このような症状がみられるとき、考えられる原因にはどのようなものがあるでしょうか。
太ももの痛みには、何らかの病気やケガが原因となって起こっているものもあります。
骨や筋肉・神経が原因で太ももの痛みが引き起こされている場合、考えられる病気やケガには主に以下のようなものがあります。
背中の骨には、神経や血管が通っている脊柱管という場所があります。この脊柱管が細くなり、神経や血管が圧迫されるようになったものが脊柱管狭窄症です。
圧迫された神経が太ももにつながるものであった場合、太ももの痛みやしびれを引き起こします。また、長い時間歩くことができず、休むと痛みやしびれが回復するという間欠性跛行も特徴的な症状です。
背骨はいくつもの骨が連なってできていますが、このうち腰の骨にあたる腰椎がずれることで脊柱管を圧迫する病気が腰椎すべり症です。
やはりこの病気も神経を圧迫することから、太ももなど下半身に痛みやしびれが現れます。
背骨の骨と骨の間でクッションの役割をしている椎間板が、本来あるべき位置からずれて飛び出した状態です。飛び出した椎間板が神経などを圧迫すると、太ももをはじめ下半身に痛みやしびれが現れます。
肉離れは、筋肉が収縮した状態から急激に引き伸ばされたダメージで筋肉が断裂するケガです。特に太ももに起こりやすいとされ筋肉の断裂の度合いによって痛み方も異なります。筋肉が断裂することで腫れや内出血を起こすことが多くあります。
骨や筋肉、神経の病気やケガ以外が原因で太ももの痛みが起こることもあります。主な原因には以下のようなものがあります。
蜂窩織炎は、皮下の脂肪組織などが細菌に感染した状態です。
一般的にはケガなどの傷口から起こることが多いですが、虫刺されや自分では意識しないほどの小さい傷、傷がない場所にも発生することがあります。

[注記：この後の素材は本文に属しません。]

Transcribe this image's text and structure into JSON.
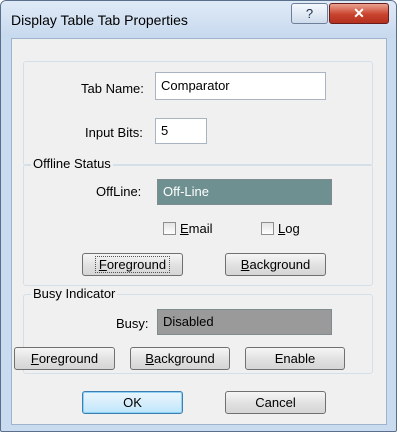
{
  "window": {
    "title": "Display Table Tab Properties",
    "help_label": "?",
    "close_label": "✕"
  },
  "tab": {
    "name_label": "Tab Name:",
    "name_value": "Comparator",
    "bits_label": "Input Bits:",
    "bits_value": "5"
  },
  "offline": {
    "group_label": "Offline Status",
    "status_label": "OffLine:",
    "status_value": "Off-Line",
    "status_bg": "#6e9090",
    "status_fg": "#ffffff",
    "email_label_first": "E",
    "email_label_rest": "mail",
    "email_checked": false,
    "log_label_first": "L",
    "log_label_rest": "og",
    "log_checked": false,
    "foreground_first": "F",
    "foreground_rest": "oreground",
    "background_first": "B",
    "background_rest": "ackground"
  },
  "busy": {
    "group_label": "Busy Indicator",
    "status_label": "Busy:",
    "status_value": "Disabled",
    "status_bg": "#9a9a9a",
    "status_fg": "#000000",
    "foreground_first": "F",
    "foreground_rest": "oreground",
    "background_first": "B",
    "background_rest": "ackground",
    "enable_label": "Enable"
  },
  "footer": {
    "ok_label": "OK",
    "cancel_label": "Cancel"
  }
}
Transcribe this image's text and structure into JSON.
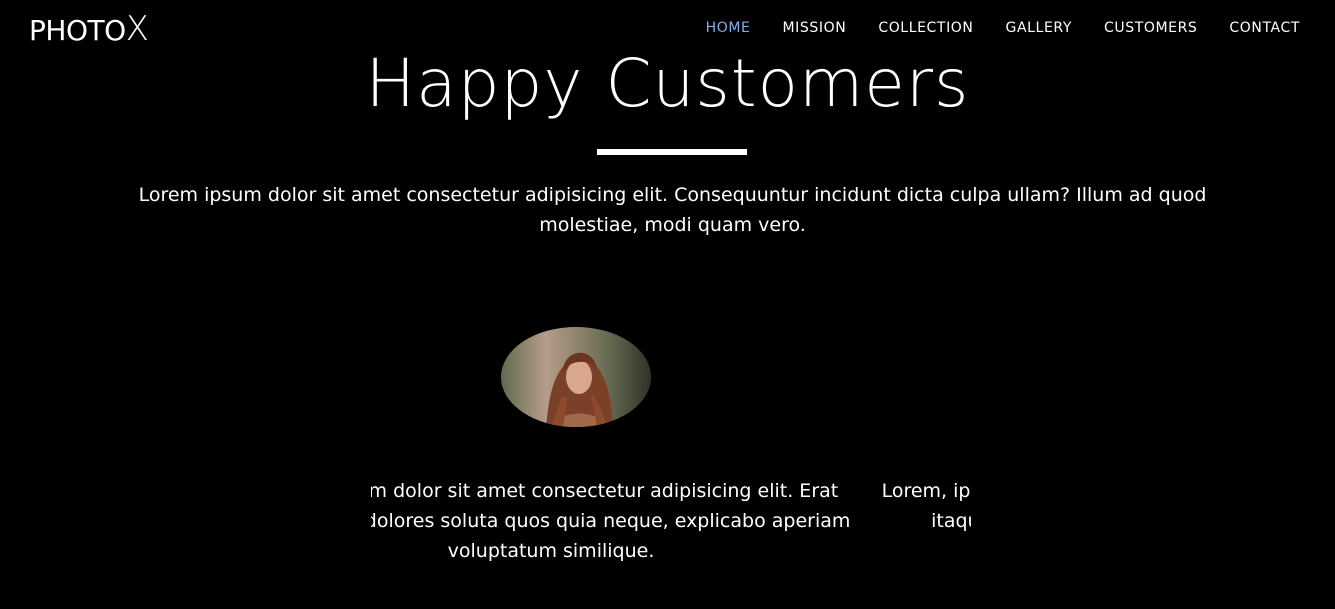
{
  "brand": {
    "logo_main": "PHOTO",
    "logo_accent": "X"
  },
  "nav": {
    "items": [
      {
        "label": "HOME",
        "active": true
      },
      {
        "label": "MISSION",
        "active": false
      },
      {
        "label": "COLLECTION",
        "active": false
      },
      {
        "label": "GALLERY",
        "active": false
      },
      {
        "label": "CUSTOMERS",
        "active": false
      },
      {
        "label": "CONTACT",
        "active": false
      }
    ],
    "active_color": "#7fb0e8"
  },
  "customers": {
    "title": "Happy Customers",
    "intro": "Lorem ipsum dolor sit amet consectetur adipisicing elit. Consequuntur incidunt dicta culpa ullam? Illum ad quod molestiae, modi quam vero.",
    "testimonials": [
      {
        "text": "Lorem ipsum dolor sit amet consectetur adipisicing elit. Erat itaque velit dolores soluta quos quia neque, explicabo aperiam voluptatum similique."
      },
      {
        "text": "Lorem, ipsum dolor sit amet consectetur adipisicing elit. Quaerat itaque velit dolores soluta quos quia neque, explicabo."
      }
    ]
  },
  "colors": {
    "background": "#000000",
    "text": "#ffffff"
  }
}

蜂窩織炎は細菌感染による炎症であるため、痛みのほかに患部の赤みや腫れ、程度によっては全身の発熱などが伴います。
線維筋痛症は原因不明の病気で、全身に強い痛みを生じるものです。骨や筋肉の変異ではなく、脳内の痛みを感じる機能の異常により起こるといわれています。
痛みのほかにうつ状態や睡眠障害を引き起こすことがあります。また疲れやすい、患部がこわばるといった症状を訴えるケースもあります。
原因としては、低体温、低血圧、低血糖、甲状腺機能低下、生活環境にあるストレス(頑張りすぎる、責任感が強い、何もかも一人で背負っている状況)、運動量の低下など、さまざまなものが挙げられます。
検査では特別な異常がないのが特徴で、線維筋痛症と診断できる検査はありません。適切な診断を受けるために、早めに専門医に相談することが大切です。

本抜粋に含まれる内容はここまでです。